AT THE VERY END!!! (keep 3 digits until end!)

53
Q

Which is more sensitive to outliers and skewed?

A

Mean and SD are more influenced by outliers. median and IQR are RESISTANT, RESILIENT, ROBUST!!

54
Q

How many SD wide is the IQR in a normal distribution?

A

NOT 2!!!! The middle 68% is 2 sd wide, since the IQR is only the middlest 50%, it is less than 2. try [invnorm(.75)] x2 (you get 1.35 sd wide, each quartile is .67 SD from mean)

55
Q

How do students often mix up IQR and St. Dev?

A

They INCORRECTLY think that Q1 has a Z score of -1 and is 1sd below the mean and Q3 is 1sd above the mean. THIS IS NOT TRUE!!! The Z score for Q1 is about -.674 (for a normalish distribution, that is)

56
Q

are any populations actually normal?

A

no, nothing is normal, just normalish.
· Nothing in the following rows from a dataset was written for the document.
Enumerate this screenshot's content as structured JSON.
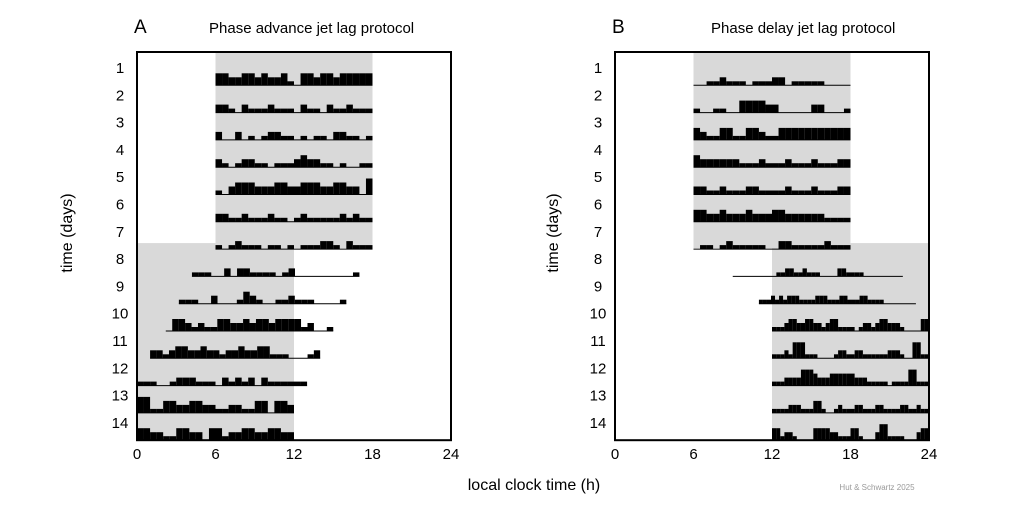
{
  "xlabel": "local clock time (h)",
  "credit": "Hut & Schwartz 2025",
  "chart_data": [
    {
      "type": "actogram",
      "panel_label": "A",
      "title": "Phase advance jet lag protocol",
      "xlabel": "local clock time (h)",
      "ylabel": "time (days)",
      "xlim": [
        0,
        24
      ],
      "xticks": [
        "0",
        "6",
        "12",
        "18",
        "24"
      ],
      "days": [
        "1",
        "2",
        "3",
        "4",
        "5",
        "6",
        "7",
        "8",
        "9",
        "10",
        "11",
        "12",
        "13",
        "14"
      ],
      "light_periods": [
        {
          "days": [
            1,
            7
          ],
          "start_h": 6,
          "end_h": 18
        },
        {
          "days": [
            8,
            14
          ],
          "start_h": 0,
          "end_h": 12
        }
      ],
      "activity": [
        {
          "day": 1,
          "start_h": 6.0,
          "end_h": 18.0,
          "levels": [
            3,
            3,
            2,
            2,
            3,
            3,
            2,
            3,
            2,
            2,
            3,
            1,
            0,
            3,
            3,
            2,
            3,
            3,
            2,
            3,
            3,
            3,
            3,
            3
          ]
        },
        {
          "day": 2,
          "start_h": 6.0,
          "end_h": 18.0,
          "levels": [
            2,
            2,
            1,
            0,
            2,
            1,
            1,
            1,
            2,
            1,
            1,
            1,
            0,
            2,
            1,
            1,
            0,
            2,
            1,
            1,
            2,
            1,
            1,
            1
          ]
        },
        {
          "day": 3,
          "start_h": 6.0,
          "end_h": 18.0,
          "levels": [
            2,
            0,
            0,
            2,
            0,
            1,
            0,
            1,
            2,
            2,
            1,
            1,
            0,
            1,
            0,
            1,
            1,
            0,
            2,
            2,
            1,
            1,
            0,
            1
          ]
        },
        {
          "day": 4,
          "start_h": 6.0,
          "end_h": 18.0,
          "levels": [
            2,
            1,
            0,
            1,
            2,
            2,
            1,
            1,
            0,
            1,
            1,
            1,
            2,
            3,
            2,
            2,
            1,
            1,
            0,
            1,
            0,
            0,
            1,
            1
          ]
        },
        {
          "day": 5,
          "start_h": 6.0,
          "end_h": 18.0,
          "levels": [
            1,
            0,
            2,
            3,
            3,
            3,
            2,
            2,
            2,
            3,
            3,
            2,
            2,
            3,
            3,
            3,
            2,
            2,
            3,
            3,
            2,
            2,
            0,
            4
          ]
        },
        {
          "day": 6,
          "start_h": 6.0,
          "end_h": 18.0,
          "levels": [
            2,
            2,
            1,
            1,
            2,
            1,
            1,
            1,
            2,
            1,
            1,
            0,
            1,
            2,
            1,
            1,
            1,
            1,
            1,
            2,
            1,
            2,
            1,
            1
          ]
        },
        {
          "day": 7,
          "start_h": 6.0,
          "end_h": 18.0,
          "levels": [
            1,
            0,
            1,
            2,
            1,
            1,
            1,
            0,
            1,
            1,
            0,
            1,
            0,
            1,
            1,
            1,
            2,
            2,
            1,
            0,
            2,
            1,
            1,
            1
          ]
        },
        {
          "day": 8,
          "start_h": 4.2,
          "end_h": 17.0,
          "levels": [
            1,
            1,
            1,
            0,
            0,
            2,
            0,
            2,
            2,
            1,
            1,
            1,
            1,
            0,
            1,
            2,
            0,
            0,
            0,
            0,
            0,
            0,
            0,
            0,
            0,
            1
          ]
        },
        {
          "day": 9,
          "start_h": 3.2,
          "end_h": 16.0,
          "levels": [
            1,
            1,
            1,
            0,
            0,
            2,
            0,
            0,
            0,
            1,
            3,
            2,
            1,
            0,
            0,
            1,
            1,
            2,
            1,
            1,
            1,
            0,
            0,
            0,
            0,
            1
          ]
        },
        {
          "day": 10,
          "start_h": 2.2,
          "end_h": 15.0,
          "levels": [
            0,
            3,
            3,
            2,
            1,
            2,
            1,
            1,
            3,
            3,
            2,
            2,
            3,
            2,
            3,
            3,
            2,
            3,
            3,
            3,
            3,
            1,
            2,
            0,
            0,
            1
          ]
        },
        {
          "day": 11,
          "start_h": 1.0,
          "end_h": 14.0,
          "levels": [
            2,
            2,
            1,
            2,
            3,
            3,
            2,
            2,
            3,
            2,
            2,
            1,
            2,
            2,
            3,
            2,
            2,
            3,
            3,
            1,
            1,
            1,
            0,
            0,
            0,
            1,
            2
          ]
        },
        {
          "day": 12,
          "start_h": 0.0,
          "end_h": 13.0,
          "levels": [
            1,
            1,
            1,
            0,
            0,
            1,
            2,
            2,
            2,
            1,
            1,
            1,
            0,
            2,
            1,
            2,
            1,
            2,
            0,
            2,
            1,
            1,
            1,
            1,
            1,
            1
          ]
        },
        {
          "day": 13,
          "start_h": 0.0,
          "end_h": 12.0,
          "levels": [
            4,
            4,
            1,
            1,
            3,
            3,
            2,
            2,
            3,
            3,
            2,
            2,
            1,
            1,
            2,
            2,
            1,
            1,
            3,
            3,
            0,
            3,
            3,
            2
          ]
        },
        {
          "day": 14,
          "start_h": 0.0,
          "end_h": 12.0,
          "levels": [
            3,
            3,
            2,
            2,
            1,
            1,
            3,
            3,
            2,
            2,
            0,
            3,
            3,
            1,
            2,
            2,
            3,
            3,
            2,
            2,
            3,
            3,
            2,
            2
          ]
        }
      ]
    },
    {
      "type": "actogram",
      "panel_label": "B",
      "title": "Phase delay jet lag protocol",
      "xlabel": "local clock time (h)",
      "ylabel": "time (days)",
      "xlim": [
        0,
        24
      ],
      "xticks": [
        "0",
        "6",
        "12",
        "18",
        "24"
      ],
      "days": [
        "1",
        "2",
        "3",
        "4",
        "5",
        "6",
        "7",
        "8",
        "9",
        "10",
        "11",
        "12",
        "13",
        "14"
      ],
      "light_periods": [
        {
          "days": [
            1,
            7
          ],
          "start_h": 6,
          "end_h": 18
        },
        {
          "days": [
            8,
            14
          ],
          "start_h": 12,
          "end_h": 24
        }
      ],
      "activity": [
        {
          "day": 1,
          "start_h": 6.0,
          "end_h": 18.0,
          "levels": [
            0,
            0,
            1,
            1,
            2,
            1,
            1,
            1,
            0,
            1,
            1,
            1,
            2,
            2,
            0,
            1,
            1,
            1,
            1,
            1,
            0,
            0,
            0,
            0
          ]
        },
        {
          "day": 2,
          "start_h": 6.0,
          "end_h": 18.0,
          "levels": [
            1,
            0,
            0,
            1,
            1,
            0,
            0,
            3,
            3,
            3,
            3,
            2,
            2,
            0,
            0,
            0,
            0,
            0,
            2,
            2,
            0,
            0,
            0,
            1
          ]
        },
        {
          "day": 3,
          "start_h": 6.0,
          "end_h": 18.0,
          "levels": [
            3,
            2,
            1,
            1,
            3,
            3,
            1,
            1,
            3,
            3,
            2,
            1,
            1,
            3,
            3,
            3,
            3,
            3,
            3,
            3,
            3,
            3,
            3,
            3
          ]
        },
        {
          "day": 4,
          "start_h": 6.0,
          "end_h": 18.0,
          "levels": [
            3,
            2,
            2,
            2,
            2,
            2,
            2,
            1,
            1,
            1,
            2,
            1,
            1,
            1,
            2,
            1,
            1,
            1,
            2,
            1,
            1,
            1,
            2,
            2
          ]
        },
        {
          "day": 5,
          "start_h": 6.0,
          "end_h": 18.0,
          "levels": [
            2,
            2,
            1,
            1,
            2,
            1,
            1,
            1,
            2,
            2,
            1,
            1,
            1,
            1,
            2,
            1,
            1,
            1,
            2,
            1,
            1,
            1,
            2,
            2
          ]
        },
        {
          "day": 6,
          "start_h": 6.0,
          "end_h": 18.0,
          "levels": [
            3,
            3,
            2,
            2,
            3,
            2,
            2,
            2,
            3,
            2,
            2,
            2,
            3,
            3,
            2,
            2,
            2,
            2,
            2,
            2,
            1,
            1,
            1,
            1
          ]
        },
        {
          "day": 7,
          "start_h": 6.0,
          "end_h": 18.0,
          "levels": [
            0,
            1,
            1,
            0,
            1,
            2,
            1,
            1,
            1,
            1,
            1,
            0,
            0,
            2,
            2,
            1,
            1,
            1,
            1,
            1,
            2,
            1,
            1,
            1
          ]
        },
        {
          "day": 8,
          "start_h": 9.0,
          "end_h": 22.0,
          "levels": [
            0,
            0,
            0,
            0,
            0,
            0,
            0,
            0,
            0,
            0,
            1,
            1,
            2,
            2,
            1,
            1,
            2,
            1,
            1,
            1,
            0,
            0,
            0,
            0,
            2,
            2,
            1,
            1,
            1,
            1,
            0,
            0,
            0,
            0,
            0,
            0,
            0,
            0,
            0
          ]
        },
        {
          "day": 9,
          "start_h": 11.0,
          "end_h": 23.0,
          "levels": [
            1,
            1,
            1,
            2,
            1,
            2,
            1,
            2,
            2,
            2,
            1,
            1,
            1,
            1,
            2,
            2,
            2,
            1,
            1,
            1,
            2,
            2,
            1,
            1,
            1,
            2,
            2,
            1,
            1,
            1,
            1,
            0,
            0,
            0,
            0,
            0,
            0,
            0,
            0
          ]
        },
        {
          "day": 10,
          "start_h": 12.0,
          "end_h": 24.0,
          "levels": [
            1,
            1,
            1,
            2,
            3,
            3,
            2,
            2,
            3,
            3,
            2,
            2,
            1,
            2,
            3,
            3,
            1,
            1,
            1,
            1,
            0,
            1,
            2,
            2,
            1,
            2,
            3,
            3,
            2,
            2,
            2,
            1,
            0,
            0,
            0,
            0,
            3,
            3
          ]
        },
        {
          "day": 11,
          "start_h": 12.0,
          "end_h": 24.0,
          "levels": [
            1,
            1,
            1,
            2,
            1,
            4,
            4,
            4,
            1,
            1,
            1,
            0,
            0,
            0,
            0,
            1,
            2,
            2,
            1,
            1,
            2,
            2,
            1,
            1,
            1,
            1,
            1,
            1,
            2,
            2,
            2,
            1,
            0,
            0,
            4,
            4,
            1,
            1
          ]
        },
        {
          "day": 12,
          "start_h": 12.0,
          "end_h": 24.0,
          "levels": [
            1,
            1,
            1,
            2,
            2,
            2,
            2,
            4,
            4,
            4,
            3,
            2,
            2,
            2,
            3,
            3,
            3,
            3,
            3,
            3,
            2,
            2,
            2,
            1,
            1,
            1,
            1,
            1,
            0,
            1,
            1,
            1,
            1,
            4,
            4,
            1,
            1,
            1
          ]
        },
        {
          "day": 13,
          "start_h": 12.0,
          "end_h": 24.0,
          "levels": [
            1,
            1,
            1,
            1,
            2,
            2,
            2,
            1,
            1,
            1,
            3,
            3,
            1,
            0,
            0,
            1,
            2,
            1,
            1,
            1,
            2,
            2,
            1,
            1,
            1,
            2,
            2,
            1,
            1,
            1,
            1,
            2,
            2,
            1,
            1,
            2,
            1,
            1
          ]
        },
        {
          "day": 14,
          "start_h": 12.0,
          "end_h": 24.0,
          "levels": [
            3,
            3,
            1,
            2,
            2,
            1,
            0,
            0,
            0,
            0,
            3,
            3,
            3,
            3,
            2,
            2,
            1,
            1,
            1,
            3,
            3,
            1,
            0,
            0,
            0,
            2,
            4,
            4,
            1,
            1,
            1,
            1,
            0,
            0,
            0,
            2,
            3,
            3
          ]
        }
      ]
    }
  ]
}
The only normal thing is the model we use.

57
Q

are there any normal samples?

A

no, nothing is normal, just normalish. The only normal thing is the model we use.

58
Q

the output for normcdf(Zleft, Zright) is_______

A

the area under the normal curve between the given z scores

59
Q

If you want to calculate % above a value, what do you put into normcdf(? ?)

A

find z score for value, and then normcdf (Z left, 999)

60
Q

If you want to calculate % between two values what do you do?

A

find z scores for both value, and then normcdf (Z LOW, Z HIGH )

61
Q

Which calculator function gives you a z score?

A

invnorm(%ile)… YOU MUST USE PERCENTILE (%to left)

62
Q

What does normcdf do?

A

It gives you the area under the normal curve between any two z scores

63
Q

which calculator function gives you a percent?

A

normcdf

64
Q

What is the total area under the normal curve?

A

one , or 1.000

65
Q

If you want to find % below a value, what do put into normcdf (? ?)

A

find z score for value, and then normcdf (-999, Zright)

66
Q

If you want to find percentile for a value, what do you put into normcdf (? ?)

A

find z score for value, and then normcdf (-999, Zright)

67
Q

Why do we plug 999 into normcdf?

A

It needs a z score, but we can’t plug in infinity. So we go down or up 999 standard deviations and that pretty much gets everything?.